CHICKEN WITH MUSHROOM & QUINOA
I think this might be my third or fourth recipe using chicken and mushrooms as the star, but it’s one of the few combos that seem to please everyone in our house. This dish is super flavorful and the addition of quinoa makes you think that you’re doing something good for yourself. I like it because I cook the quinoa in the same pot so that it absorbs the most flavor and leaves me with one less pot to clean!
INGREDIENTS(Serves 6)
2 Tablespoons French Onion Seasoning, or your favorite spice blend (I love the spices from Gustus Vitae)
4 tablespoons olive oil
2 tablespoons red wine vinegar
1 teaspoon Dijon mustard
2 teaspoons honey
1 teaspoon mirin
¼ teaspoon cayenne pepper
Kosher salt and black pepper
6 boneless, skinless chicken thighs, cut into 2-inch pieces
1 large vidalia onion, thinly sliced
¾ pound mushrooms, brushed clean and thinly sliced
1 cup quinoa
1 cup white wine
¼ cup soy sauce
¾ cup mushroom broth (or vegetable or chicken stock)

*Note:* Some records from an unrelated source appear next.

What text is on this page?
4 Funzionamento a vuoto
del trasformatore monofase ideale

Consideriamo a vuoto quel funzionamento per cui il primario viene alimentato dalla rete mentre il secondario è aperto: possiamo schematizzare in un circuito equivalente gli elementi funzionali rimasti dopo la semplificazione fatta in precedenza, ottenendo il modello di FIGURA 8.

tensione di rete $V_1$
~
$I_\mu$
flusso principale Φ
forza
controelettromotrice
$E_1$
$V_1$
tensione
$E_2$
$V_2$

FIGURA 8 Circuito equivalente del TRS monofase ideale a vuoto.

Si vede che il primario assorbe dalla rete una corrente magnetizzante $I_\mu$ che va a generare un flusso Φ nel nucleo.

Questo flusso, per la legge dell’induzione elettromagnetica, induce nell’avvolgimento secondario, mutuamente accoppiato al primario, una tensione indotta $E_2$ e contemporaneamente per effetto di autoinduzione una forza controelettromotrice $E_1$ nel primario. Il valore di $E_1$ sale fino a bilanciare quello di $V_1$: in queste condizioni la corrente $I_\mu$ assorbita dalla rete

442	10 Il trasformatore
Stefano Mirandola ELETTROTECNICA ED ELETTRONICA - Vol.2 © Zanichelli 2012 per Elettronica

½ cup parsley, chopped (for garnish)
½ cup Parmesan cheese, finely grated (for garnish)
PREPARATION
Season the chicken with the spice blend, then place in a Ziploc bag.
In a medium sized bowl, combine two tablespoons of the olive oil, the vinegar, mustard, honey, mirin, and cayenne pepper. Add salt and pepper to taste. Mix with a whisk and pour into the Ziploc bag. Seal bag after letting the air out. Massage the marinade around the chicken and place in the refrigerator overnight.

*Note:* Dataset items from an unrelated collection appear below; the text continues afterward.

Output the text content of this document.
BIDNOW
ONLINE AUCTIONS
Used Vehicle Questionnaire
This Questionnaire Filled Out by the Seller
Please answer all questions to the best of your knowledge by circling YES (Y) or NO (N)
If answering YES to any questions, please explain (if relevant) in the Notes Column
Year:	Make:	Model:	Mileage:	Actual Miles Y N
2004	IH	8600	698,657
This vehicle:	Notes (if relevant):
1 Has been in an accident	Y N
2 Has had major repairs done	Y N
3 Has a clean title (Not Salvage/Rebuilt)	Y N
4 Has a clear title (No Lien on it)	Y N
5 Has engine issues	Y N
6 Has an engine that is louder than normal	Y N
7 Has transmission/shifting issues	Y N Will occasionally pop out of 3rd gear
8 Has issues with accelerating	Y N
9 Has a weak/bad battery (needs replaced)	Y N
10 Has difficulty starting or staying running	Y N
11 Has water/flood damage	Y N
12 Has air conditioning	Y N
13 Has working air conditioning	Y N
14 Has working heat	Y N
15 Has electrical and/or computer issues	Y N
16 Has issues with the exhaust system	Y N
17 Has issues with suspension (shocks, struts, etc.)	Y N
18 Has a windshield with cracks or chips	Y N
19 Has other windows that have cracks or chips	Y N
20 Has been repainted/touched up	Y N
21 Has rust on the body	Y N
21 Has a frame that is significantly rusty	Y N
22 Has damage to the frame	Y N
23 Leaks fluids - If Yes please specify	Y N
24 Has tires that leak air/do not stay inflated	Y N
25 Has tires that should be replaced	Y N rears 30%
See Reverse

Then next day, remove the chicken from the refrigerator while you prepare the vegetables.
Heat a large dutch over over medium hight heat. Add two tablespoons of olive oil. When oil is hot, add the sliced onions and cook for 5 minutes. Add the mushrooms and cook for an additional 4 minutes, stirring occasionally.
Move the veggies to the side and place the chicken pieces and any remaining marinade on the empty side of the pot. Cook for three minutes, then turn the chicken over and cook for another three minutes. Combine the chicken and veggies together.
Add the quinoa, wine, soy sauce, and broth. Mix together.
Bring to a boil, then put down to a simmer for twenty minutes, stirring occasionally. .
Remove from the heat and let rest for five minutes to allow quinoa to absorb any remaining liquid.
Serve in bowls and garnish with the parsley and cheese.